HGB § 425 § 437 Abs. 1
Leitsatz
1. Bestimmt eine Schutzbriefversicherung, dass eine Haftung des VR nur nach Maßgabe der §§ 426, 437 Abs. 1 HGB in Betracht kommt, haftet der VR wie ein Frachtführer nach den gesetzlichen Haftungsbestimmungen des HGB. Die Haftung ist eine Obhutshaftung, die den Nachweis eines schuldhaften Verhaltens des Frachtführers nicht erfordert.
2. Begibt sich der Fahrer eines Rolls Royce Silver Shadow, der sich auf dem Plateau eines Abschleppfahrzeugs befindet, nach Ankunft in der Werkstatt in sein Fahrzeug und löst ohne auf die Anweisung des Fahrzeugführers des Abschleppfahrzeugs zu warten, die Handbremse, indem er den Wahlhebel des Automatikgetriebes von der Stellung "Parken" auf "Neutral" stellt, bevor das Plateau vollständig abgesenkt war und zieht er beim Bemerken dieses Vorgangs die Handbremse nicht wieder sofort an, liegt ein Mitverschulden vor, das mit 25 % in Ansatz zu bringen ist.

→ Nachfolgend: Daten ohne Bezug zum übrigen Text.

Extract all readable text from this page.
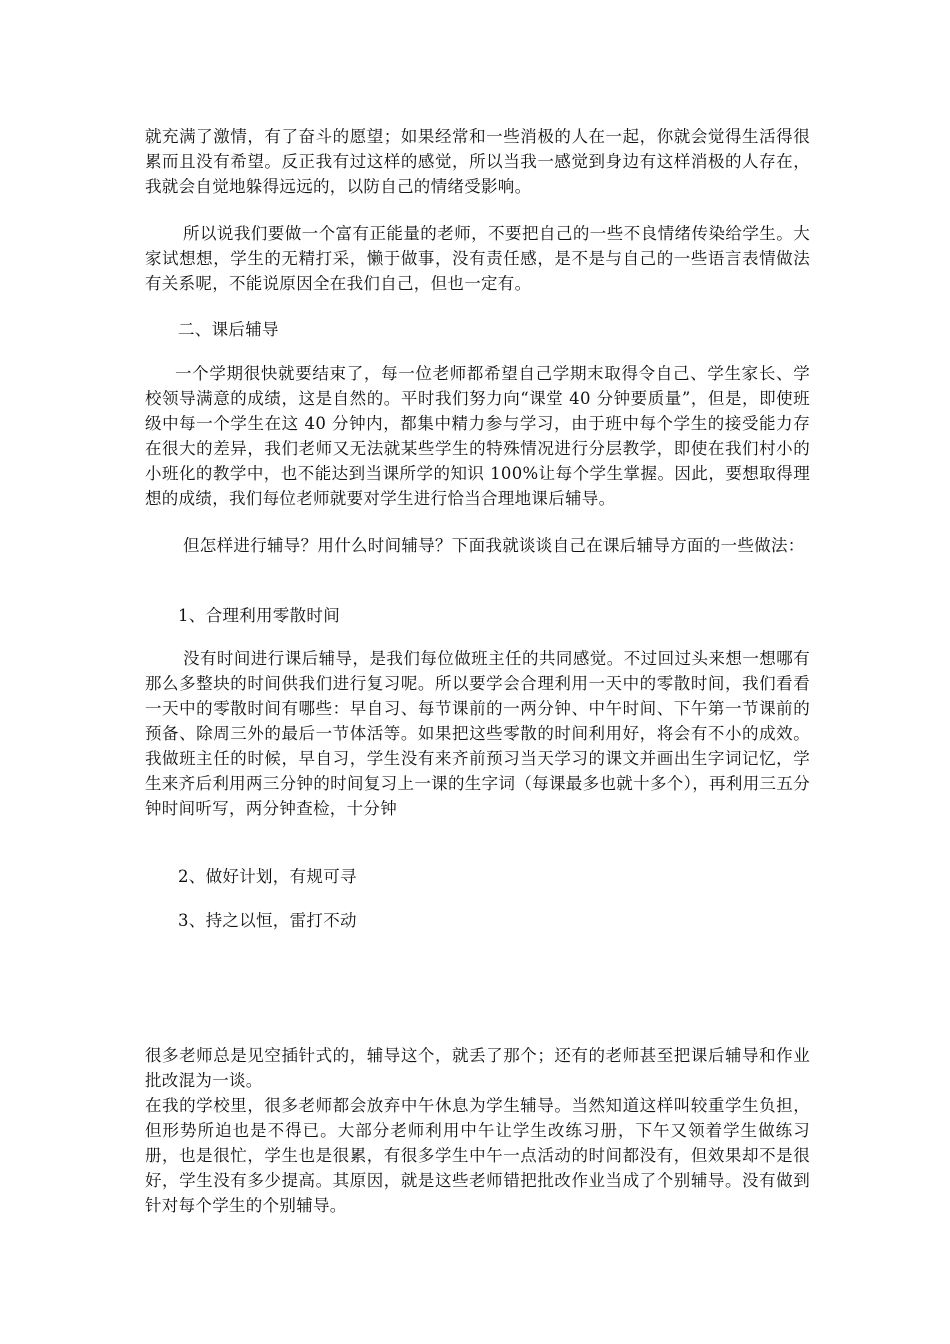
就充满了激情，有了奋斗的愿望；如果经常和一些消极的人在一起，你就会觉得生活得很累而且没有希望。反正我有过这样的感觉，所以当我一感觉到身边有这样消极的人存在，我就会自觉地躲得远远的，以防自己的情绪受影响。

所以说我们要做一个富有正能量的老师，不要把自己的一些不良情绪传染给学生。大家试想想，学生的无精打采，懒于做事，没有责任感，是不是与自己的一些语言表情做法有关系呢，不能说原因全在我们自己，但也一定有。

二、课后辅导

一个学期很快就要结束了，每一位老师都希望自己学期末取得令自己、学生家长、学校领导满意的成绩，这是自然的。平时我们努力向“课堂 40 分钟要质量”，但是，即使班级中每一个学生在这 40 分钟内，都集中精力参与学习，由于班中每个学生的接受能力存在很大的差异，我们老师又无法就某些学生的特殊情况进行分层教学，即使在我们村小的小班化的教学中，也不能达到当课所学的知识 100%让每个学生掌握。因此，要想取得理想的成绩，我们每位老师就要对学生进行恰当合理地课后辅导。

但怎样进行辅导？用什么时间辅导？下面我就谈谈自己在课后辅导方面的一些做法：

1、合理利用零散时间

没有时间进行课后辅导，是我们每位做班主任的共同感觉。不过回过头来想一想哪有那么多整块的时间供我们进行复习呢。所以要学会合理利用一天中的零散时间，我们看看一天中的零散时间有哪些：早自习、每节课前的一两分钟、中午时间、下午第一节课前的预备、除周三外的最后一节体活等。如果把这些零散的时间利用好，将会有不小的成效。我做班主任的时候，早自习，学生没有来齐前预习当天学习的课文并画出生字词记忆，学生来齐后利用两三分钟的时间复习上一课的生字词（每课最多也就十多个），再利用三五分钟时间听写，两分钟查检，十分钟

2、做好计划，有规可寻

3、持之以恒，雷打不动

很多老师总是见空插针式的，辅导这个，就丢了那个；还有的老师甚至把课后辅导和作业批改混为一谈。

在我的学校里，很多老师都会放弃中午休息为学生辅导。当然知道这样叫较重学生负担，但形势所迫也是不得已。大部分老师利用中午让学生改练习册，下午又领着学生做练习册，也是很忙，学生也是很累，有很多学生中午一点活动的时间都没有，但效果却不是很好，学生没有多少提高。其原因，就是这些老师错把批改作业当成了个别辅导。没有做到针对每个学生的个别辅导。
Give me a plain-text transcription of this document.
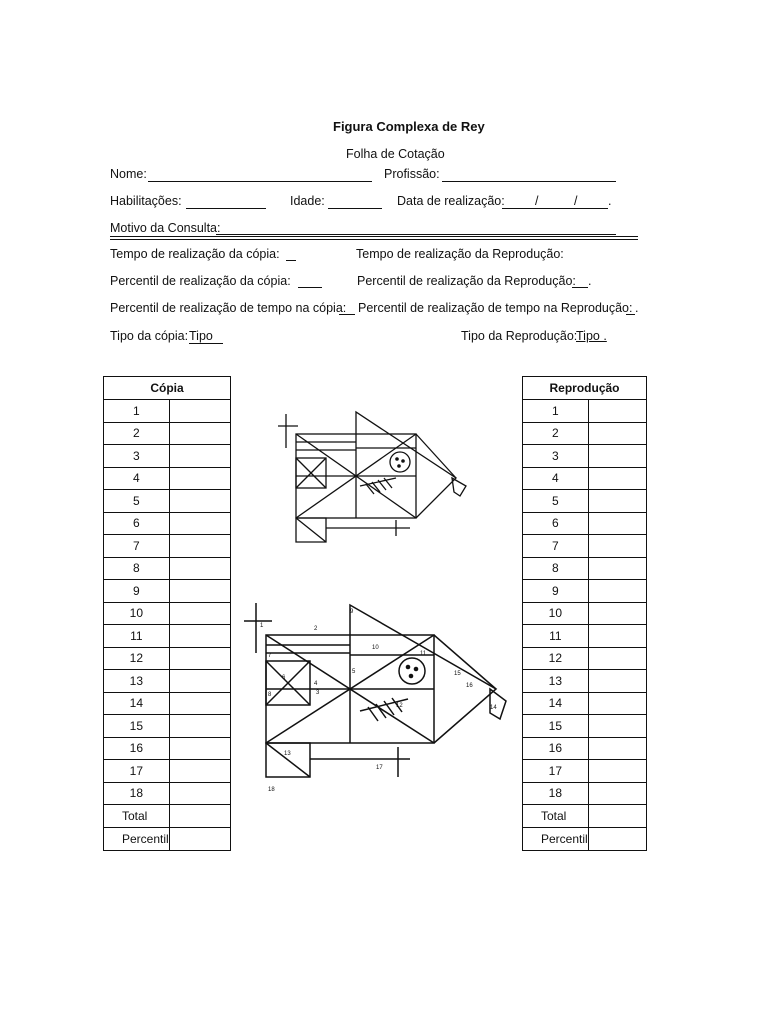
Figura Complexa de Rey
Folha de Cotação
Nome:	Profissão:
Habilitações:	Idade:	Data de realização: /	/ .
Motivo da Consulta:
Tempo de realização da cópia:	Tempo de realização da Reprodução:
Percentil de realização da cópia:	Percentil de realização da Reprodução: .
Percentil de realização de tempo na cópia: Percentil de realização de tempo na Reprodução: .
Tipo da cópia: Tipo	Tipo da Reprodução:
Tipo .
Cópia	
1	
2	
3	
4	
5	
6	
7	
8	
9	
10	
11	
12	
13	
14	
15	
16	
17	
18	
Total	
Percentil	
Reprodução	
1	
2	
3	
4	
5	
6	
7	
8	
9	
10	
11	
12	
13	
14	
15	
16	
17	
18	
Total	
Percentil	
1	2
3
4
5
6
7
8
9
10
11
12
13
14
15
16
17
18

OLG Koblenz, Urt. v. 11.11.2014 – 3 U 706/14
Sachverhalt
Der Kl. nimmt die beklagte Schutzbriefversicherung auf Ersatz des Schadens aus der im Rahmen der Pannenhilfe der Bekl. an seinem Pkw entstandenen Schaden in Anspruch. Der Kl., der Halter eines Oldtimers Rolls Royce Silver Shadow mit einer Erstzulassung im Jahre 1977 ist, ließ den Pkw aufgrund eines Defekts der Zündspule durch die von ihm verständigte Bekl., die ihrerseits ein Abschleppunternehmen beauftragt hatte, von dem Wohnort des Kl. zu einer Werkstatt abschleppen. Beim Aufladen zog der Mitarbeiter des Abschleppunternehmens den Oldtimer mittels einer Seilwinde auf das Abschleppfahrzeug und sicherte es für den Transport mit Spanngurten. Als das Abschleppfahrzeug mit dem Pkw des Kl. in der Werkstatt ankam, setzte sich der Kl. in seinen Wagen und stellte den Wahlhebel des Automatikgetriebes auf neutral. K löste die Spanngurte sowie die Seilwinde und betätigte sodann den Hebel zum Absenken des Plateaus des Abschleppfahrzeuges. Als das Plateau eine leichte Schrägstellung erreichte, setzte sich der Oldtimer rückwärts rollend, in Bewegung. Der Kl. betätigte die Betriebsbremse mit dem Fuß jedenfalls nicht so stark, dass hierdurch der rund 2,6 Tonnen schwere Oldtimer auf dem schrägen Plateau gestoppt worden wäre. Bei ausgeschalteten Motor ist ein Bremskraftverstärker bei dem Oldtimer nicht in Betrieb und die Betriebsbremse erzielt Bremswirkung nur mit wesentlich höherem Kraftaufwand. Noch bevor das Plateau auf dem Boden aufsetzte, rollten die Hinterräder des Oldtimers über die Ladekante hinweg und der Unterboden des Fahrzeugs schlug auf der Ladekante auf. Das Fahrzeug rollte weiter rückwärts, setzte mit dem Heck auf dem Boden auf und schlug, nachdem auch die Vorderräder vom Plateau gerollt waren, mit der Unterseite der Front auf der Ladekante auf. Das von dem Kl. eingeholte Privatgutachten ergab unter Berücksichtigung einer durch die Reparatur erreichten Wertverbesserung einen Reparaturaufwand von 9.568,54 EUR zur Beseitigung der bei dem Unfall entstandenen Schäden.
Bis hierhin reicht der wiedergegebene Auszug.